First Lady Sarah Polk (from the mid-19th Century) was a devout Christian fundamentalist. Her belief system included “predestination,” the idea that we are all born into a certain role determined by God.

This little story illustrates quite well how collectivism and socialism are perfectly compatible with fundamentalist religion. Religion — at least fundamentalist religion — teaches us that we do not shape our own destinies; that we are all victims of circumstance. As Sarah Polk pointed out all those years ago, there’s an inherent clash between religious determinism and the Declaration of Independence.

In our own era, Mrs. Polk’s fundamentalist ideas are considered at odds with socialism. In the twenty-first century, if you’re socialist you’re secular. If you’re a fundamentalist Christian, you’re a limited government Republican. It’s no accident that Republicans grow the government almost as much as liberal Democrats. Deep down, each side believes the same thing.

Mrs. Polk, like so many today, confused the concept of equality under the law with equality of conditions. The Declaration of Independence never made a claim that all individuals are equal in character, intelligence or circumstance. It only declared that everyone had a right to be equal under the law. The rest was up to them. We are all equally entitled to pursue happiness. We’re not all equally entitled to achieve the same results.

Fundamentalists like Sarah Polk believe there’s a mysical Higher Power controlling everything. Liberals and Marxists prefer to point to “social forces” or what they imagine to be the coercive power of people with superior ability or wealth. Each arrives at the same conclusion: Government must make sure everything equals out. In practice, it results in equality of poverty and stagnation. Socialist and Communist countires learned this the hard way. Most Americans don’t even (at least yet) have a clue.

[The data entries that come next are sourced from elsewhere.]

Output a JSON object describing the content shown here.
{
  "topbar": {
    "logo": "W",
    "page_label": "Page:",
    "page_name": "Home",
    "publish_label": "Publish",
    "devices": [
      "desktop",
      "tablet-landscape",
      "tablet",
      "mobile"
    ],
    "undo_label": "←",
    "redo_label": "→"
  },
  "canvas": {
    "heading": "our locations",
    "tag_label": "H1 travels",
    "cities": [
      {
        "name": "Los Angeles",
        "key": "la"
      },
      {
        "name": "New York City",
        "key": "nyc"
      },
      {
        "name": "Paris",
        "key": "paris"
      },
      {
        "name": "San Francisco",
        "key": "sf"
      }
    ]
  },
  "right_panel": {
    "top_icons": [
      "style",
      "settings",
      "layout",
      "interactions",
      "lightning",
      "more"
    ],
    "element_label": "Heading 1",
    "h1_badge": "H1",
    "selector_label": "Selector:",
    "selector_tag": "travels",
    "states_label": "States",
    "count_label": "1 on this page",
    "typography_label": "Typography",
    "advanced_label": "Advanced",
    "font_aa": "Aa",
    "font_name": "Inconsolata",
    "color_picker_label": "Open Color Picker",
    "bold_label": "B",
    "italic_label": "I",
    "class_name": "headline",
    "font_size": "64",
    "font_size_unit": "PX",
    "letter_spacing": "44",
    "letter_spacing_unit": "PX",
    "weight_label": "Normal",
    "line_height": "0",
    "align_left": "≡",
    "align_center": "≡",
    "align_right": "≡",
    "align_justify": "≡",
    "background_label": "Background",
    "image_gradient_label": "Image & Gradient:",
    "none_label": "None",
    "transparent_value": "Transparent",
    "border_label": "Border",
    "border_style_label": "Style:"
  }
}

Back then, President Polk could dismiss his wife’s ramblings as a “foolish fancy.” Indeed they were. Sadly, 175 years later, that foolish fancy has become the mainstream of political thought and American government. It has resulted in a permanent recession, trillions in debt and, for the first time in American history, a well-founded belief that the next generation will not be better off than the current one.

Trying to make everyone’s condition the same is beyond a foolish fancy. It’s destructive. It has been the source of all the world’s evils and the collapse of every civilization over time. America was supposed to be different. If and when America reverses course and corrects this fatal error, it will once again become the last, best hope for civilization.